やっちゃえ先生探究記

生徒の力が引き出される「学習者中心の学び」をデザインしたい教員です。地道な形成的評価を大切に。

もう国語の先生だけに「書く」ことを任せていてはいけないのでは?〜論理の力、どう鍛える?〜

june writing goals

先日、始業式を迎え、残り3か月となった年度が再スタートしました。

今年の個人的なテーマの1つは、「書く」ことを体系的に指導できるようになる。ということです。社会科教員なのに??と思われるかもしれませんが、これまでの教育実践を通して実感したのが「書く力」は一生使える力なのに、それを鍛える機会があまりないということです。

 

◯書くことについて最近読んだ本

①『20歳の自分に受けさせたい文章講義』 (星海社新書) 

アドラー心理学の『嫌われる勇気』を書いた古賀さんの本です。完全に『嫌われる勇気』の著者だ、という前置きがあったため、期待値が高かったのですが、自分が求めている物ではありませんでした。

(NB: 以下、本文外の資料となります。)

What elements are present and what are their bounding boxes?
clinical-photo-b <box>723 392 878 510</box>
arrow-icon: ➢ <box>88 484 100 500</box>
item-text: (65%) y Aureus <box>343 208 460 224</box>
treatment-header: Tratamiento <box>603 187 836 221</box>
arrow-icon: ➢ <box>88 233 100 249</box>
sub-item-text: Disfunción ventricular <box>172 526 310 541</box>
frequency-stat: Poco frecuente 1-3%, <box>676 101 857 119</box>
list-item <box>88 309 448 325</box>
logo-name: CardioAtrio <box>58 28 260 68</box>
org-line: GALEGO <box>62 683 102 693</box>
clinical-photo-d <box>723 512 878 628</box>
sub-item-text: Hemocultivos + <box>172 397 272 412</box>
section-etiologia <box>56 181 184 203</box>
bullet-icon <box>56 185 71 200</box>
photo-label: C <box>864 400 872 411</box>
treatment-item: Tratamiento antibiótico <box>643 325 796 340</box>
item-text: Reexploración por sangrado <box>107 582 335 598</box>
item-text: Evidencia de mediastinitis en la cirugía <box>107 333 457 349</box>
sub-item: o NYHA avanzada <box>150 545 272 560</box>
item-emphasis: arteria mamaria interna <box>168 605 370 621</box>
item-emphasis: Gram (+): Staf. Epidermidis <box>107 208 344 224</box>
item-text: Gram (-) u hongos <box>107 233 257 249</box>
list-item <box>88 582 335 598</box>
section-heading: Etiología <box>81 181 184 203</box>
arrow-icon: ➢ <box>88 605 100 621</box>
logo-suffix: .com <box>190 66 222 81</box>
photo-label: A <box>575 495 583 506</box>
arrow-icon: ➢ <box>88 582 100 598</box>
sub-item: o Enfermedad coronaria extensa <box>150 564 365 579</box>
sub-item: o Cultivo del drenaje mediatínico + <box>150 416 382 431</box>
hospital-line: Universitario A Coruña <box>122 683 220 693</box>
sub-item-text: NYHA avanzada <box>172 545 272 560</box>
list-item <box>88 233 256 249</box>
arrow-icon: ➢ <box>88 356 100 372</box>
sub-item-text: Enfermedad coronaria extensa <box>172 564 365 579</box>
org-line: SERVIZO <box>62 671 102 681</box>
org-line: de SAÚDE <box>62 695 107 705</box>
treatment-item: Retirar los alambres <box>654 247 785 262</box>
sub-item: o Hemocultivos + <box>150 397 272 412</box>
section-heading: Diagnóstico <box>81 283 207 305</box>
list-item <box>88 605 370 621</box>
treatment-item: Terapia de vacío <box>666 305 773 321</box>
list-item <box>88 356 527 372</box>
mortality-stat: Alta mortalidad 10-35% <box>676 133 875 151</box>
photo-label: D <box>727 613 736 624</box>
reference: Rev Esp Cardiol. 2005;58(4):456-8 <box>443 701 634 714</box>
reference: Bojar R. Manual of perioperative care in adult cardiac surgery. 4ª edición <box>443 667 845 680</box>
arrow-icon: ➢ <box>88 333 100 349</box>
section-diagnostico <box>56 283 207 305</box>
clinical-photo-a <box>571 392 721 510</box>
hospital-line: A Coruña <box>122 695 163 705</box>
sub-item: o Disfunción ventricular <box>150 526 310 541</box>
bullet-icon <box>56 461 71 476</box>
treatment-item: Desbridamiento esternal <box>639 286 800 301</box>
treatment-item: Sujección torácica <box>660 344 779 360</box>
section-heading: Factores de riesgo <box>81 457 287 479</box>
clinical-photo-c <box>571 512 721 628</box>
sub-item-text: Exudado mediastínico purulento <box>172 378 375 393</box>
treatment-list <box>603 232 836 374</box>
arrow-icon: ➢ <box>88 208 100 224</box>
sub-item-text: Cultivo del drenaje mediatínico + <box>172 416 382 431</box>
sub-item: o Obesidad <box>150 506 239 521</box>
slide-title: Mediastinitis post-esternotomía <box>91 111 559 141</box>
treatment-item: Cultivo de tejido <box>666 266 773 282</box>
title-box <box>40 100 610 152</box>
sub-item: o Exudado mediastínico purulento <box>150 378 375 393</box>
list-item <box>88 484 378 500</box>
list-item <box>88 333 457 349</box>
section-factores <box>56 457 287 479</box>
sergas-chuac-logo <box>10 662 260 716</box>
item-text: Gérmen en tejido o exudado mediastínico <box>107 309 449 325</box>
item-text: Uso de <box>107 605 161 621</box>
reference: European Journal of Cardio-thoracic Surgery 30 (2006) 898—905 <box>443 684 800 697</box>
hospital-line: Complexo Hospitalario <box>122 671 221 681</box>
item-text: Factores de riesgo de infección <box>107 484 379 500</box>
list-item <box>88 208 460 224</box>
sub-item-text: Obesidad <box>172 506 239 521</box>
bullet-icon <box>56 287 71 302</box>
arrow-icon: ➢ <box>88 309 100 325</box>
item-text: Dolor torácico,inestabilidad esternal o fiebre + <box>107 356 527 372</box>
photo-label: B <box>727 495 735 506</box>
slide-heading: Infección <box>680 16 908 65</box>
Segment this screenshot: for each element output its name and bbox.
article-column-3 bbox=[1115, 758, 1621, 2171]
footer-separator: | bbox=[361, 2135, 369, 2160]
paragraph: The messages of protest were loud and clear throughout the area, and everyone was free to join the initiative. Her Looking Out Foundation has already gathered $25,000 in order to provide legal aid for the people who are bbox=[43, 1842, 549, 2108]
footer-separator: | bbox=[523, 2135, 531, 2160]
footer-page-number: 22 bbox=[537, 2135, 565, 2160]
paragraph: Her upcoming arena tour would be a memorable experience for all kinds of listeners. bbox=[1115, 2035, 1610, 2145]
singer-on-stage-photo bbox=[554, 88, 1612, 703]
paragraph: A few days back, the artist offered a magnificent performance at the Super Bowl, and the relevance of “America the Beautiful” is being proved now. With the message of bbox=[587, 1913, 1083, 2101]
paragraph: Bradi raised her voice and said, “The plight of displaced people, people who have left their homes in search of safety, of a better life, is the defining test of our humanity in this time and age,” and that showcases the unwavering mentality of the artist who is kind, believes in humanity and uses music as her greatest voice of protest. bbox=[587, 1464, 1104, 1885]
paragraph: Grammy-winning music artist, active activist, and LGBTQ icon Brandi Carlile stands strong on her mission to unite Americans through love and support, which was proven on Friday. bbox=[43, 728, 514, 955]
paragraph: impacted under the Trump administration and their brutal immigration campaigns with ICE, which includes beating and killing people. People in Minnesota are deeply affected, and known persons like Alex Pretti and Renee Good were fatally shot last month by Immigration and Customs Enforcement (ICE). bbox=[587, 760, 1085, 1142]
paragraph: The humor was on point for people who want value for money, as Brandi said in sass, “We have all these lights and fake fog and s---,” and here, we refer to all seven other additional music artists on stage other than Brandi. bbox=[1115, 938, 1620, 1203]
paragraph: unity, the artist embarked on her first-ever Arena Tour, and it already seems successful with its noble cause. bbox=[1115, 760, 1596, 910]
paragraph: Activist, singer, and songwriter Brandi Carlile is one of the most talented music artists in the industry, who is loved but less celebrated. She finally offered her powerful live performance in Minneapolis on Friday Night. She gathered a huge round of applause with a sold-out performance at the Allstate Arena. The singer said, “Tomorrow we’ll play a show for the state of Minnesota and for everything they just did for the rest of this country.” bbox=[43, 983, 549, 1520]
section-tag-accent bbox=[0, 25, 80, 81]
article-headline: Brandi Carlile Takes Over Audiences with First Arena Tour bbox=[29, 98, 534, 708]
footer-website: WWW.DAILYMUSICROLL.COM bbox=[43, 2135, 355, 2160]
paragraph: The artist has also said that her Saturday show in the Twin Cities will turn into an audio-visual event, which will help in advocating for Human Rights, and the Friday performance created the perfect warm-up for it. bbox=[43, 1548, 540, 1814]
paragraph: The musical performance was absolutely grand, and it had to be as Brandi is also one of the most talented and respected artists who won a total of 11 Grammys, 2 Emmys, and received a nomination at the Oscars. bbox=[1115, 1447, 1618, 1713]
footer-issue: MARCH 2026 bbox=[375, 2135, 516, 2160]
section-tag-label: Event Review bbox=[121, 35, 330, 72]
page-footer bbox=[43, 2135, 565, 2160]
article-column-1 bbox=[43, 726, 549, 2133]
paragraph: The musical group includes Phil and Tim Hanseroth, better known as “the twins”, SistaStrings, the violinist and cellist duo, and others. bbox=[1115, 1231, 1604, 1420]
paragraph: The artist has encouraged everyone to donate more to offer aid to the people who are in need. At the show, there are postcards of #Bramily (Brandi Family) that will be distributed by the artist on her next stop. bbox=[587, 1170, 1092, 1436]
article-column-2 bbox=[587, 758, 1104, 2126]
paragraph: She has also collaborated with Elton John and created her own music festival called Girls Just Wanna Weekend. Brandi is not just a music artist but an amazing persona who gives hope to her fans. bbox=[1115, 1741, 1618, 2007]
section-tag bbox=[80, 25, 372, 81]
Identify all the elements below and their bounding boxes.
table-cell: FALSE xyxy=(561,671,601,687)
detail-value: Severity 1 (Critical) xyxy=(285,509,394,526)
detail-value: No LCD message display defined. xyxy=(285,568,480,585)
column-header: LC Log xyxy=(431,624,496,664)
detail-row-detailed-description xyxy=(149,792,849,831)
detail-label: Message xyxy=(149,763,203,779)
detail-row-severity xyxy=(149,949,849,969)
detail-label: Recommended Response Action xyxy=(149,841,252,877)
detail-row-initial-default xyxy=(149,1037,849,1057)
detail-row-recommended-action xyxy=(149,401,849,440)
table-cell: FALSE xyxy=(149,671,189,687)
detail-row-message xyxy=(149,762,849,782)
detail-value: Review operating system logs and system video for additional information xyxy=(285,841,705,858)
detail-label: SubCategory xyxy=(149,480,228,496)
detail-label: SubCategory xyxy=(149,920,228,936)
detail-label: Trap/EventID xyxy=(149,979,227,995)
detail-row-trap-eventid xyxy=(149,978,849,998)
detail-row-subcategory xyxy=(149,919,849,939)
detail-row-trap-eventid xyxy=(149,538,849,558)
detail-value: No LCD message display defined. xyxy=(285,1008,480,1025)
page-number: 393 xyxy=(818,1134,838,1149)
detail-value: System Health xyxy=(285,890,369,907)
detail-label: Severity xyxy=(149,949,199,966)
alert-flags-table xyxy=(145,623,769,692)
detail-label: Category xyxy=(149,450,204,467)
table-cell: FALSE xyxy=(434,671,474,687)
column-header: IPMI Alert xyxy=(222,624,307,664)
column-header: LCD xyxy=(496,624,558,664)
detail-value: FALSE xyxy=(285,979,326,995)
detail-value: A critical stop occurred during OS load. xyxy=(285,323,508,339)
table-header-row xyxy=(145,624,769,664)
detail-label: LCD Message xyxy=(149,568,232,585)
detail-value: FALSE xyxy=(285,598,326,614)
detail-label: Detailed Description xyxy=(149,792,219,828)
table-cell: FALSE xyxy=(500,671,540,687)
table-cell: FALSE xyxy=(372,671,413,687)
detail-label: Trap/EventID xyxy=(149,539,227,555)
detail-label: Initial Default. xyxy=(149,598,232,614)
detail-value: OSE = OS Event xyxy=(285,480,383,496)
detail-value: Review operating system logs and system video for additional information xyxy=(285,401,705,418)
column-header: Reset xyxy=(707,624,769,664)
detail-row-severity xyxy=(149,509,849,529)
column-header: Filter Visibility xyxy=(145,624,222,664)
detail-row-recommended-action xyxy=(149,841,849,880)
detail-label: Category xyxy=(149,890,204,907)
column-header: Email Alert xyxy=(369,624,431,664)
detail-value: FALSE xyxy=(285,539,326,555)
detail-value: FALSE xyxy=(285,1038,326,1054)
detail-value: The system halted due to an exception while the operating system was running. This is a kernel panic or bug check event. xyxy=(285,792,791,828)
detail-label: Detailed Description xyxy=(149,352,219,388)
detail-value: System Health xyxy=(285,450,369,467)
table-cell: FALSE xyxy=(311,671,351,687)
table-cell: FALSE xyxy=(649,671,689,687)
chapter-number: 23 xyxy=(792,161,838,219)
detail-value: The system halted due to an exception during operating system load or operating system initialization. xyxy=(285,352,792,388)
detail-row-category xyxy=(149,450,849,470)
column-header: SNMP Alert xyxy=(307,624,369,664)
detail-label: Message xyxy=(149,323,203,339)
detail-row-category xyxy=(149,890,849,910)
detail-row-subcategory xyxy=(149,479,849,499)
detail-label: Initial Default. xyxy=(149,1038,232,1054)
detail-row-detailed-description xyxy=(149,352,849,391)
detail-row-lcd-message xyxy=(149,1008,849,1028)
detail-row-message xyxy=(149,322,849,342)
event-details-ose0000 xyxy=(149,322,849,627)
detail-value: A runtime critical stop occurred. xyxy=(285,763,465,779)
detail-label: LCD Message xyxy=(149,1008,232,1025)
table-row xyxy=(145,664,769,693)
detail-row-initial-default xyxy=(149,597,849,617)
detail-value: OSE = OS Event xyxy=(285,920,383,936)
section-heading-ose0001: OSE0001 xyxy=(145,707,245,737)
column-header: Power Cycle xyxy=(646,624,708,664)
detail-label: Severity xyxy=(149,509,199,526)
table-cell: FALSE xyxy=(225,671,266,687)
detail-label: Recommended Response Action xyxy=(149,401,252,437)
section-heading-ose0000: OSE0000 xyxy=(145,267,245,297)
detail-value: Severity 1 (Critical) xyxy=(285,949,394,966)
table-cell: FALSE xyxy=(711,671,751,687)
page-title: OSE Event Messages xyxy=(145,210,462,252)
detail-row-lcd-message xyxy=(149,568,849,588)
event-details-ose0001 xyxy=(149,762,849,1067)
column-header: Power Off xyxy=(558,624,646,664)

こちらの本は、Webライター向けの要素が満載です。ブロガーとしてはこの本から学ぶことも多くありました。笑

ただ、同時に教員として、「嗚呼、自分はロジカルライティングをしっかりさせたいんだ」と確信しました。

20歳の自分に受けさせたい文章講義 (星海社新書)

20歳の自分に受けさせたい文章講義 (星海社新書)

 

 ②今読んでいるのがこちらの本です。

ちなみに①②ともにこちらのまとめ記事にも掲載されています。

biz.moneyforward.com

で、なんでこういう本を読んでいるかと言うと、生徒たちに「書く」力をつけてほしいと思っているからです。簡単に実践を紹介します。

 

◯高校2年生に取り組ませている実践

・単元の始めとして導入のワークショップ

・ワークショップを踏まえた質問づくり

(ふせんを使います。その詳しい方法はこちらの記事をご確認下さい。

yacchaesensei.hatenablog.com

・寄せられた質問に基づいた授業

・単元全体が終了後、「自由論述

この自由論述は、授業内の1時間をまるまる使って、「この単元で学んだこと」や「最初に自分(たち)で出した質問に対しての答え」を書きます。

・論述をルーブリックで採点し返却

この論述は年間の成績評価材料として数十%の重みを付けています。したがって、といってはアレですが、生徒たちも必死に取り組みます。あんまりいいやり方ではないのかもしれないですが、入試とその先の人生を見据えて、書く力をしっかりつけてほしいと願っているからです。

 

◯「書く」ことの難しさ

しかし、そうはいってもなかなか生徒が自力で論理的な文章を書けるようになりません。というか、その指導をできていないこっちの責任だなあと痛感します。

小学校から振り返ってみると、基本的に「書く」ということを何で鍛えるかというと

①作文 ②読書感想文 だったように思います。

でもこの2つは、明確な論理構造で書かれる文章ではありませんよね。どちらかというと、「文学」的な領域に入ってくるものでしょうか。

となれば当然、「論理的な文章を書く」ことをどこで鍛えればよいのか、となります。今の日本ではそれを大学で行うような状況かもしれません。でも本当はそういう場所ではありません。

やはり、中等教育がその場所として機能すべきではないかと思うのです。

国語の先生にその負担をすべて押し付けてはいけないと思うのです。

英語など論理構造がかっちりした教科で、日本語でも論理構造を意識させることができます。

数学のような厳然たる論理で成り立つ教科でも、「論理」の威力を感じることが出来ます。

総じて、論理という、「全員が共有する知の構築方式」を学ばなければ、通用しないということの表れだと思うのです。社会科だからと言って、「書く」ことに無責任ではいけないなと思いました。

そう言えば、小論文の名著の長尾先生も、公民科の先生ですもんね。

小論文を学ぶ―知の構築のために

小論文を学ぶ―知の構築のために

 

ということで、この記事タイトルになり、私自身の2017年の探求テーマの1つになりました。うん、へたくそな文章ですが,自分の中で「論理的な帰結」として「論理的に書く力を鍛える」ことに行き着いたので、頑張ってみよう。